Performance Improvements, Reliability, and Feature Flag Mishaps

Last October, I published a blog post describing the efforts we’ve committed to on the Bitbucket Cloud engineering team to achieve world-class reliability. A lot has happened in the past year (understatement of the year)! What the team has accomplished is tremendous, but we’ve also learned a thing or two that we can work further to improve. In this post, I’d like to address our recent reliability issues, the lessons we’ve learned from it, and provide an update on some of the performance work we’ve done over the last 12 months.

Living up to one of Atlassian’s values, open company no bullsh*t, we wanted to lift the curtain and provide an overview of the reliability issues we have seen in October. We strive for 99.9% across the board but we have not lived up to this goal consistently. The team and I know all too well that even if our services are available the vast majority of the time, thirty minutes of degraded performance can be incredibly disruptive, especially if it occurs during your team’s core working hours.

Over the past few weeks, we’ve had several incidents that may have impacted your teams. These incidents have highlighted that there is still plenty of room for us to grow.
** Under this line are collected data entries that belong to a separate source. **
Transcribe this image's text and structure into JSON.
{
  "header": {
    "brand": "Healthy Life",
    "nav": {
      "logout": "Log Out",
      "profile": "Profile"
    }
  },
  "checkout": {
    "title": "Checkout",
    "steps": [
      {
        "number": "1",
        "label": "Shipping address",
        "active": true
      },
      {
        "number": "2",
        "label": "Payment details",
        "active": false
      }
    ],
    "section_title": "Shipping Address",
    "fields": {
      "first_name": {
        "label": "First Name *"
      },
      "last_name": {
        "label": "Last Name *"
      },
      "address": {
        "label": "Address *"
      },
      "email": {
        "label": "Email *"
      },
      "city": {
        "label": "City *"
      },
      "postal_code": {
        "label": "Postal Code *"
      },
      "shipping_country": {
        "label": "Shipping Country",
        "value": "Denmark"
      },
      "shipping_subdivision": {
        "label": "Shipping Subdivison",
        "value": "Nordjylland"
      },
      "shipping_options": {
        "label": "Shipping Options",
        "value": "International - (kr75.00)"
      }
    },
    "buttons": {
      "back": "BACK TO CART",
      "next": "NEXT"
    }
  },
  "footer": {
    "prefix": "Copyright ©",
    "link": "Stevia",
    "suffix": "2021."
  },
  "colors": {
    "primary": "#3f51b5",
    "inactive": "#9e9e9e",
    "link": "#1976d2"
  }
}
One incident in particular lasted for 11 hours, and I want to share with you a little about what happened.

On the morning of October 6, automated alerts started notifying our engineering teams that something was wrong, including increased memory usage on some hosts, elevated error rates, and extended end-to-end delivery times for outbound webhooks. The incident response team quickly identified that many of our queues responsible for managing background tasks were backing up, with worker processes failing to process tasks quickly enough.

We were able to mitigate customer impact by making configuration changes to ease the pressure on our queuing infrastructure and restarting many of the worker processes that were failing to keep up with load, noting that some had completely run out of available memory. These changes led to some short-term improvement, but before long the same issues resurfaced: hosts were running out of memory, worker processes were dying, and queues were growing. As a result, many of our background processes, such as webhooks and merging pull requests, were failing or timing out.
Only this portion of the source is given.